I don’t think I was the most convincing interviewee at first. But when I was invited back for a second round to demonstrate how I show up in person, I came in with the energy of someone who already belonged there. Now, here I am — four years in. In addition to providing Tier 3 clinical services, I also lead Tier 1 supports as the Social-Emotional Learning Chair.
What inspires you to do this work?
Parallel healing. I entered this field to better understand myself, my family, and the systems that shape how we relate to ourselves and one another. I’m driven to provide youth emotional literacy with the same intensity teachers give for their academic growth.
Healing isn’t just what I help facilitate for students — it’s something I commit to alongside them, through reflective, culturally rooted, neurodivergent-affirming care.
What is a recent highlight you’ve experienced in the work or an important lesson you’ve learned in this role?
The highlight — elevated “calm corners”. I applied for a grant for the first time and to get consistent calm corner items for the grades K-5 classes. There’s a weighted capybara, a Breathing Pal whose lights sync up with three different breathing exercises, a squishy sensory maze, and a rainbow visual timer. I delivered them to the teachers and one smiled as he said: “It’s like a Christmas gift for us.”

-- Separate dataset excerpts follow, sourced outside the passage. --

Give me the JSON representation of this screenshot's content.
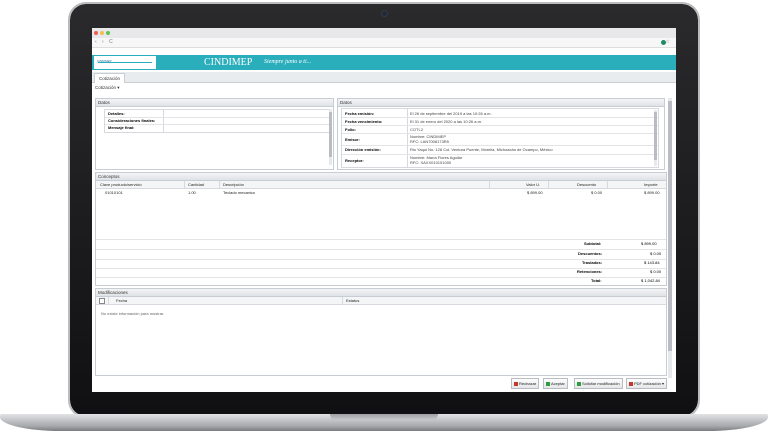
{
  "browser": {
    "nav_glyphs": "‹ › C",
    "right_glyph": "☆"
  },
  "banner": {
    "logo_text": "CINDIMEP",
    "brand": "CINDIMEP",
    "slogan": "Siempre junto a ti..."
  },
  "tabs": [
    {
      "label": "Cotización"
    }
  ],
  "menu": {
    "label": "Cotización ▾"
  },
  "datos_left": {
    "title": "Datos",
    "fields": [
      {
        "label": "Detalles:",
        "value": ""
      },
      {
        "label": "Consideraciones finales:",
        "value": ""
      },
      {
        "label": "Mensaje final:",
        "value": ""
      }
    ]
  },
  "datos_right": {
    "title": "Datos",
    "fields": [
      {
        "label": "Fecha emisión:",
        "value": "El 26 de septiembre del 2019 a las 10:26 a.m."
      },
      {
        "label": "Fecha vencimiento:",
        "value": "El 31 de enero del 2020 a las 10:26 a.m."
      },
      {
        "label": "Folio:",
        "value": "COTI-2"
      },
      {
        "label": "Emisor:",
        "value": "Nombre: CINDIMEP",
        "value2": "RFC: LAN7008173R5"
      },
      {
        "label": "Dirección emisión:",
        "value": "Rio Yaqui No. 128 Col. Ventura Puente, Morelia, Michoacán de Ocampo, México"
      },
      {
        "label": "Receptor:",
        "value": "Nombre: María Flores Aguilar",
        "value2": "RFC: XAXX010101000"
      }
    ]
  },
  "conceptos": {
    "title": "Conceptos",
    "headers": {
      "clave": "Clave producto/servicio",
      "cantidad": "Cantidad",
      "descripcion": "Descripción",
      "valor": "Valor U.",
      "descuento": "Descuento",
      "importe": "Importe"
    },
    "rows": [
      {
        "clave": "01010101",
        "cantidad": "1.00",
        "descripcion": "Teclado mecanico",
        "valor": "$ 899.00",
        "descuento": "$ 0.00",
        "importe": "$ 899.00"
      }
    ],
    "totals": [
      {
        "label": "Subtotal:",
        "value": "$ 899.00"
      },
      {
        "label": "Descuentos:",
        "value": "$ 0.00"
      },
      {
        "label": "Traslados:",
        "value": "$ 143.84"
      },
      {
        "label": "Retenciones:",
        "value": "$ 0.00"
      },
      {
        "label": "Total:",
        "value": "$ 1,042.84"
      }
    ]
  },
  "modificaciones": {
    "title": "Modificaciones",
    "headers": {
      "fecha": "Fecha",
      "estatus": "Estatus"
    },
    "empty": "No existe información para mostrar."
  },
  "actions": {
    "rechazar": "Rechazar",
    "aceptar": "Aceptar",
    "solicitar": "Solicitar modificación",
    "pdf": "PDF cotización ▾"
  },
  "colors": {
    "banner": "#2aaebc",
    "reject": "#c0392b",
    "accept": "#2e9d3f",
    "pdf": "#c0392b"
  }
}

The lesson — accountability is a shared practice. Whether I’m navigating team dynamics or student behavior, I’ve learned that repair takes courage, but it also takes structure, consistency, and relational trust.
Share your life motto or something unique about yourself.
Not my motto, but a famous set of lyrics from Steven Universe I live by is: “Take a moment to think of just flexibility, love, and trust.”